When I counsel parents of young adults, one of the most common questions I get is “What is the goal of counseling?” On one occasion, I was asked this question by an angry 22-year-old living at home who was not receptive to my helping his parents. My answer was to help parents find the right combination of love and backbone that would help their son move toward responsible independence. More recently, the parents of a thirty-two-year-old young adult with a likely paranoid personality disorder, who refuses to acknowledge his condition and seek appropriate professional help, asked me a similar question. What am I trying to accomplish?
What I Can’t Do
Let me answer this question by first saying what I can’t do – I can’t fix, control, or change your young adult if they refuse help. Some parents secretly hope that I will have the answer to force their young adult to change because they have not been able to. Unless the young adult violates the law, attempts or threatens suicide or murder, or acts in a bizarre way that infringes on the rights of others, one can’t force the individual to get help, much less change. Involuntary commitments are complicated to obtain, even in situations where behavior is psychotic or bizarre. Often with threats of suicide or homicide and an individual is forcefully taken to a hospital for a seventy-two-hour hold, they will deny that they have such thoughts and are released. Parents of such young adults are often angry and frustrated that nothing can be done. I can provide understanding and emotional support but can’t take away the sense of helplessness and despair.
What Can I Do?
So why should any parent of an adult child seek help from me? First, I believe every parent is wired to love their child, and every child is wired to love their parents. I work with parents to find a way to continue to love their children despite their behavior or the circumstances. Extreme proponents of the popularized notion of “tough love” would argue that there are circumstances where you cut off contact with your child because of their abusive, dependent, or threatening behavior. I disagree with this approach. We need to give expression to the love we have for our kids, no matter what. Sometimes this is just a card that says we love them. One young man threatened his parents with a gun and then moved out. The parents didn’t cut him off and instead took a bag of groceries to his house every week.

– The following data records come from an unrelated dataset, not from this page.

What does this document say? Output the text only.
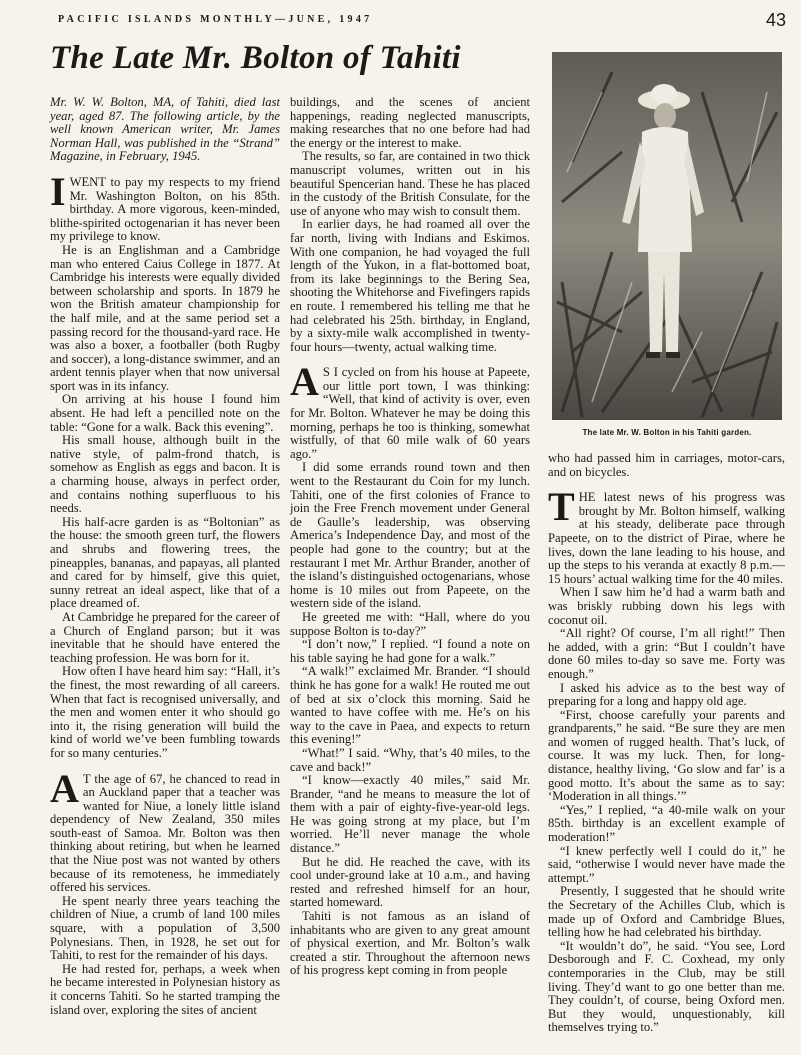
PACIFIC ISLANDS MONTHLY—JUNE, 1947	43
The Late Mr. Bolton of Tahiti

Mr. W. W. Bolton, MA, of Tahiti, died last year, aged 87. The following article, by the well known American writer, Mr. James Norman Hall, was published in the “Strand” Magazine, in February, 1945.

IWENT to pay my respects to my friend Mr. Washington Bolton, on his 85th. birthday. A more vigorous, keen-minded, blithe-spirited octogenarian it has never been my privilege to know.

He is an Englishman and a Cambridge man who entered Caius College in 1877. At Cambridge his interests were equally divided between scholarship and sports. In 1879 he won the British amateur championship for the half mile, and at the same period set a passing record for the thousand-yard race. He was also a boxer, a footballer (both Rugby and soccer), a long-distance swimmer, and an ardent tennis player when that now universal sport was in its infancy.

On arriving at his house I found him absent. He had left a pencilled note on the table: “Gone for a walk. Back this evening”.

His small house, although built in the native style, of palm-frond thatch, is somehow as English as eggs and bacon. It is a charming house, always in perfect order, and contains nothing superfluous to his needs.

His half-acre garden is as “Boltonian” as the house: the smooth green turf, the flowers and shrubs and flowering trees, the pineapples, bananas, and papayas, all planted and cared for by himself, give this quiet, sunny retreat an ideal aspect, like that of a place dreamed of.

At Cambridge he prepared for the career of a Church of England parson; but it was inevitable that he should have entered the teaching profession. He was born for it.

How often I have heard him say: “Hall, it’s the finest, the most rewarding of all careers. When that fact is recognised universally, and the men and women enter it who should go into it, the rising generation will build the kind of world we’ve been fumbling towards for so many centuries.”

A T the age of 67, he chanced to read in an Auckland paper that a teacher was wanted for Niue, a lonely little island dependency of New Zealand, 350 miles south-east of Samoa. Mr. Bolton was then thinking about retiring, but when he learned that the Niue post was not wanted by others because of its remoteness, he immediately offered his services.

He spent nearly three years teaching the children of Niue, a crumb of land 100 miles square, with a population of 3,500 Polynesians. Then, in 1928, he set out for Tahiti, to rest for the remainder of his days.

He had rested for, perhaps, a week when he became interested in Polynesian history as it concerns Tahiti. So he started tramping the island over, exploring the sites of ancient

buildings, and the scenes of ancient happenings, reading neglected manuscripts, making researches that no one before had had the energy or the interest to make.

The results, so far, are contained in two thick manuscript volumes, written out in his beautiful Spencerian hand. These he has placed in the custody of the British Consulate, for the use of anyone who may wish to consult them.

In earlier days, he had roamed all over the far north, living with Indians and Eskimos. With one companion, he had voyaged the full length of the Yukon, in a flat-bottomed boat, from its lake beginnings to the Bering Sea, shooting the Whitehorse and Fivefingers rapids en route. I remembered his telling me that he had celebrated his 25th. birthday, in England, by a sixty-mile walk accomplished in twenty-four hours—twenty, actual walking time.

A S I cycled on from his house at Papeete, our little port town, I was thinking: “Well, that kind of activity is over, even for Mr. Bolton. Whatever he may be doing this morning, perhaps he too is thinking, somewhat wistfully, of that 60 mile walk of 60 years ago.”

I did some errands round town and then went to the Restaurant du Coin for my lunch. Tahiti, one of the first colonies of France to join the Free French movement under General de Gaulle’s leadership, was observing America’s Independence Day, and most of the people had gone to the country; but at the restaurant I met Mr. Arthur Brander, another of the island’s distinguished octogenarians, whose home is 10 miles out from Papeete, on the western side of the island.

He greeted me with: “Hall, where do you suppose Bolton is to-day?”

“I don’t now,” I replied. “I found a note on his table saying he had gone for a walk.”

“A walk!” exclaimed Mr. Brander. “I should think he has gone for a walk! He routed me out of bed at six o’clock this morning. Said he wanted to have coffee with me. He’s on his way to the cave in Paea, and expects to return this evening!”

“What!” I said. “Why, that’s 40 miles, to the cave and back!”

“I know—exactly 40 miles,” said Mr. Brander, “and he means to measure the lot of them with a pair of eighty-five-year-old legs. He was going strong at my place, but I’m worried. He’ll never manage the whole distance.”

But he did. He reached the cave, with its cool under-ground lake at 10 a.m., and having rested and refreshed himself for an hour, started homeward.

Tahiti is not famous as an island of inhabitants who are given to any great amount of physical exertion, and Mr. Bolton’s walk created a stir. Throughout the afternoon news of his progress kept coming in from people

The late Mr. W. Bolton in his Tahiti garden.

who had passed him in carriages, motor-cars, and on bicycles.

THE latest news of his progress was brought by Mr. Bolton himself, walking at his steady, deliberate pace through Papeete, on to the district of Pirae, where he lives, down the lane leading to his house, and up the steps to his veranda at exactly 8 p.m.—15 hours’ actual walking time for the 40 miles.

When I saw him he’d had a warm bath and was briskly rubbing down his legs with coconut oil.

“All right? Of course, I’m all right!” Then he added, with a grin: “But I couldn’t have done 60 miles to-day so save me. Forty was enough.”

I asked his advice as to the best way of preparing for a long and happy old age.

“First, choose carefully your parents and grandparents,” he said. “Be sure they are men and women of rugged health. That’s luck, of course. It was my luck. Then, for long-distance, healthy living, ‘Go slow and far’ is a good motto. It’s about the same as to say: ‘Moderation in all things.’”

“Yes,” I replied, “a 40-mile walk on your 85th. birthday is an excellent example of moderation!”

“I knew perfectly well I could do it,” he said, “otherwise I would never have made the attempt.”

Presently, I suggested that he should write the Secretary of the Achilles Club, which is made up of Oxford and Cambridge Blues, telling how he had celebrated his birthday.

“It wouldn’t do”, he said. “You see, Lord Desborough and F. C. Coxhead, my only contemporaries in the Club, may be still living. They’d want to go one better than me. They couldn’t, of course, being Oxford men. But they would, unquestionably, kill themselves trying to.”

Second, I believe we are responsible for modeling and expressing our values and principles so that the young adult experiences both love and firmness. “Honesty,” for instance, should be a principle we do not compromise. If we lie on our child’s behalf or ignore their lying, we are not helping them prepare for a world where such behavior isn’t rewarded or tolerated. My role with parents is to help them be clear about what they will and will not do for the young adult and the expectations they have of them. Then parents need to muster the courage and fortitude to stand behind these commitments. This combination is close to my definition of “Tough Love” that you can read about in my book- Parenting Our Young Adults with Love and Backbone. Another way to describe this combined approach is to choose to act by doing what is loving and right. I hope to give parents some peace of mind to know that they are doing what is right and loving.
How Can Parents and Young Adults Work Together?

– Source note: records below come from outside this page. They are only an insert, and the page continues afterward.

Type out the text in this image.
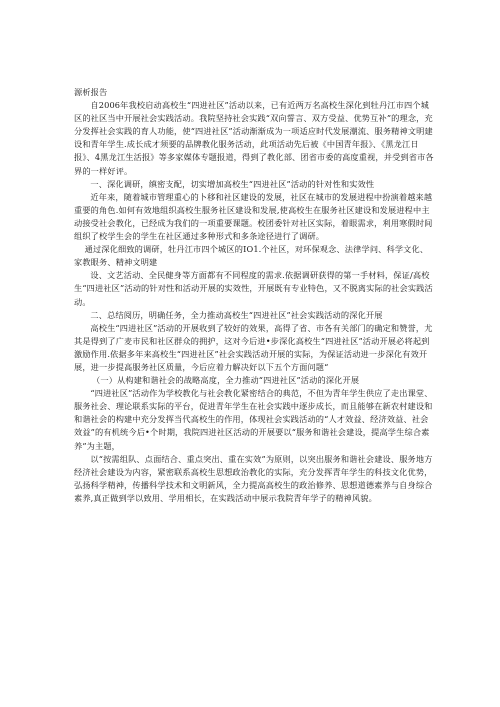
源析报告

自2006年我校启动高校生“四进社区”活动以来，已有近两万名高校生深化到牡丹江市四个城区的社区当中开展社会实践活动。我院坚持社会实践“双向誓言、双方受益、优势互补”的理念，充分发挥社会实践的育人功能，使“四进社区”活动渐渐成为一项适应时代发展潮流、服务精神文明建设和青年学生.成长成才须要的品牌教化服务活动，此项活动先后被《中国青年报》、《黑龙江日报》、4黑龙江生活报》等多家媒体专题报道，得到了教化部、团省市委的高度重视，并受到省市各界的一样好评。

一、深化调研，缜密支配，切实增加高校生“四进社区”活动的针对性和实效性

近年来，随着城市管理重心的卜移和社区建设的发展，社区在城市的发展进程中扮演着越来越重要的角色.如何有效地组织高校生服务社区建设和发展,使高校生在服务社区建设和发展进程中主动接受社会教化，已经成为我们的一项重要课题。校团委针对社区实际，着眼需求，利用寒假时间组织了校学生会的学生在社区通过多种形式和多条途径进行了调研。

通过深化细致的调研，牡丹江市四个城区的IO1.个社区，对环保观念、法律学问、科学文化、家教眼务、精神文明建

设、文艺活动、全民健身等方面都有不同程度的需求.依据调研获得的第一手材料，保证/高校生“四进社区”活动的针对性和活动开展的实效性，开展既有专业特色，又不脱离实际的社会实践活动。

二、总结阅历，明确任务，全力推动高校生“四进社区”社会实践活动的深化开展

高校生“四进社区”活动的开展收到了较好的效果，高得了省、市各有关部门的确定和赞誉，尤其是得到了广麦市民和社区群众的拥护，这对今后进•步深化高校生“四进社区”活动开展必将起到激励作用.依据多年来高校生“四进社区”社会实践活动开展的实际，为保证活动进一步深化有效开展，进一步提高服务社区质量，今后应着力解决好以下五个方面问题“

（一）从构建和谐社会的战略高度，全力推动“四进社区”活动的深化开展

“四进社区”活动作为学校教化与社会教化紧密结合的典范，不但为青年学生供应了走出课堂、服务社会、理论联系实际的平台，促进青年学生在社会实践中逐步成长，而且能够在新农村建设和和谐社会的构建中充分发挥当代高校生的作用，体现社会实践活动的“人才效益、经济效益、社会效益”的有机统今后•个时期，我院四进社区活动的开展要以“服务和谐社会建设，提高学生综合素养”为主题，

以“按需组队、点面结合、重点突出、重在实效”为原则，以突出服务和谐社会建设、服务地方经济社会建设为内容，紧密联系高校生思想政治教化的实际，充分发挥青年学生的科技文化优势，弘扬科学精神，传播科学技术和文明新风，全力提高高校生的政治修养、思想道德素养与自身综合素养,真正做到学以致用、学用相长，在实践活动中展示我院青年学子的精神风貌。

There is another role I play with parents. This further role is to align the needs and desires of the young adult with the parent’s needs and desires. In this regard, every young adult has to meet the challenges of developing an identity, establishing independence, and building healthy intimate relations. Are they not the same goals we want for our kids? My typical approach is to ask the young adult, with the parents present, to come up with a five-year plan. Much to the parent’s relief, I have never had a young adult say they want to be living with mommy and daddy in five years. Once the plan is in place, we discuss how the parents can be partners in helping them achieve their goals. I often advocate that parents help with certain critical expenses such as health or car insurance. Beyond this, when it is time for the “basement dweller” to leave, if still at home, parents can negotiate an exit strategy. Parents can introduce this exit plan, not to kick them out but to help them move forward on “their” desire for independent living. Sometimes subsidy may be necessary and helpful to support this transition. Even under adverse circumstances, moving out can be a time of celebration with help in moving, providing furniture, helping them set up the kitchen, etc.
Finally, I work with distraught parents to help them understand the challenges of the young adult transition and the need for greater patience and self-care. Patience because the transition to adulthood is longer and the ride bumpier for kids today than for us. Self-care, because we need to invest time in ourselves and our marriages to have the resilience necessary to prepare the launch pad and find peace in doing what is right.